The Extremal Quotient

Abstract

The extremal quotient is defined as the ratio of the largest to the absolute value of the smallest observation. Its analytical properties for symmetrical, continuous and unlimited distributions are obtained from a study of the auto-quotient defined as the ratio of two non-negative variates with identical distributions. The relation of the two statistics is established by proving that, for sufficiently large samples from an initial distribution with median zero, the largest (or smallest) value may be assumed to be positive (or negative) and that the extremes are independent. It follows that the distribution and the probability of the extremal quotient possess certain symmetries, and that its median is unity. As many moments exist for the extremal quotient as moments and reciprocal moments exist simultaneously for the initial variate.
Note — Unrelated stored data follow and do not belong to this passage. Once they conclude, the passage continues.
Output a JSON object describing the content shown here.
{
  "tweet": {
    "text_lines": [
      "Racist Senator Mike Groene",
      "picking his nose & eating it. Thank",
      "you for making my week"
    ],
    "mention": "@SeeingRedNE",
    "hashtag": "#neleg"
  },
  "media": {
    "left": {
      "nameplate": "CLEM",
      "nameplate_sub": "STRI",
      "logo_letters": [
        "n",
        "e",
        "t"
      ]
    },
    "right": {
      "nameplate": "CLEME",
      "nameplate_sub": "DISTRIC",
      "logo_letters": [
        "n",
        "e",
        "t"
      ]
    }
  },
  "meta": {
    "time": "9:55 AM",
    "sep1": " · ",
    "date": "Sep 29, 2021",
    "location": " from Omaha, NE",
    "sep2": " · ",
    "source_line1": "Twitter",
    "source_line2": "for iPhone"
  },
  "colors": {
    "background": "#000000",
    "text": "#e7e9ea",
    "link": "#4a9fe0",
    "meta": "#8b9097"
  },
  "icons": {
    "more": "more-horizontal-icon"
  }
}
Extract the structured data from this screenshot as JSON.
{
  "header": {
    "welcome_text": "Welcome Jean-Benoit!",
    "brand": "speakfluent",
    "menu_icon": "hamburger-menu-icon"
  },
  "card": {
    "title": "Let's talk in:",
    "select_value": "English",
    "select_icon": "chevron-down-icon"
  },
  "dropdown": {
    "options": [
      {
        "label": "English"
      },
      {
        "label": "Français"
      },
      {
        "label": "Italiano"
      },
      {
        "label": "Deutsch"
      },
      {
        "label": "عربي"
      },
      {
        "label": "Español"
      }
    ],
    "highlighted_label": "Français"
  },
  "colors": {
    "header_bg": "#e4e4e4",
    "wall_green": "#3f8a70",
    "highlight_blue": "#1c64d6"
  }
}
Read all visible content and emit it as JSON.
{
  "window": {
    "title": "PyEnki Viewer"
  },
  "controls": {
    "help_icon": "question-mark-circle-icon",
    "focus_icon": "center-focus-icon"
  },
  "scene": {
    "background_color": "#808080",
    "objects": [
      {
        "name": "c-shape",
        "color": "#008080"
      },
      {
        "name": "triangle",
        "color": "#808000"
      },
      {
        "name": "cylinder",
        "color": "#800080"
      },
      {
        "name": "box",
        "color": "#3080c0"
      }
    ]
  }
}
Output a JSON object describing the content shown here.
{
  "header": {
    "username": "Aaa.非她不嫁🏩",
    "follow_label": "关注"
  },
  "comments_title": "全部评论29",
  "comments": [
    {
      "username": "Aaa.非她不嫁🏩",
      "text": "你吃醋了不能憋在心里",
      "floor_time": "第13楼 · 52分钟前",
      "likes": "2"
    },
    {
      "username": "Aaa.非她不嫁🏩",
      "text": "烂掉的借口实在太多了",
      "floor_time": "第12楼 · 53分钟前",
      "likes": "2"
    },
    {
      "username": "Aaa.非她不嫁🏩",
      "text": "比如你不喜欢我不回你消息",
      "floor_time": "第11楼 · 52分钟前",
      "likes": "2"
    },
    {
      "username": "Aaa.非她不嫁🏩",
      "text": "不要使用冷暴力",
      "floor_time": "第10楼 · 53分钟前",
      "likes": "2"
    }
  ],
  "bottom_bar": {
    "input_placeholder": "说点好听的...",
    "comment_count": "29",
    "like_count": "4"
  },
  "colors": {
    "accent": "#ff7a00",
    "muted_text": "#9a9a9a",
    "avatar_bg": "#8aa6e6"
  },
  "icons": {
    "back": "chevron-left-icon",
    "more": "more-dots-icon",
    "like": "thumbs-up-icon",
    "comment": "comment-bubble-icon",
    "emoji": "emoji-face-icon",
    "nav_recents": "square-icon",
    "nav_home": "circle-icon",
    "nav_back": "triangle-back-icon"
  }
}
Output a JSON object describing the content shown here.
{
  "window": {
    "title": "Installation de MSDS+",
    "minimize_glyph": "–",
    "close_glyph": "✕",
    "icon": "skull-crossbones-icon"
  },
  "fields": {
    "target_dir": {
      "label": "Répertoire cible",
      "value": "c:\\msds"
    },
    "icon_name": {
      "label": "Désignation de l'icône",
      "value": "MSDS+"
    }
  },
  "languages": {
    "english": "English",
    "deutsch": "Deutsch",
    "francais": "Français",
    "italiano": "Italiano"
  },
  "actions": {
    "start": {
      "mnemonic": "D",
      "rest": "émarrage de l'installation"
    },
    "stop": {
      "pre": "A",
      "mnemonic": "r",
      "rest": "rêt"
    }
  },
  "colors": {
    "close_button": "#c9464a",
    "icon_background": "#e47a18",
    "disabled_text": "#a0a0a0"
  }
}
The logarithm of the extremal quotient is symmetrically distributed. These properties hold for all continuous symmetrical unlimited variates which possess a monotonically increasing probability function. For the exponential type, the asymptotic distribution of the extremal quotient can only be expressed by an integral. In this case, no moments exist. For the Cauchy type, the asymptotic distribution is very simple, and the logarithm of the extremal quotient has the same distribution as the midrange for initial distributions of the exponential type. It is not necessary to consider asymmetrical distributions since, in this case, for sufficiently large samples, one of the extremes will outweigh the other, unless the distribution is nearly symmetrical or has rapidly varying tails.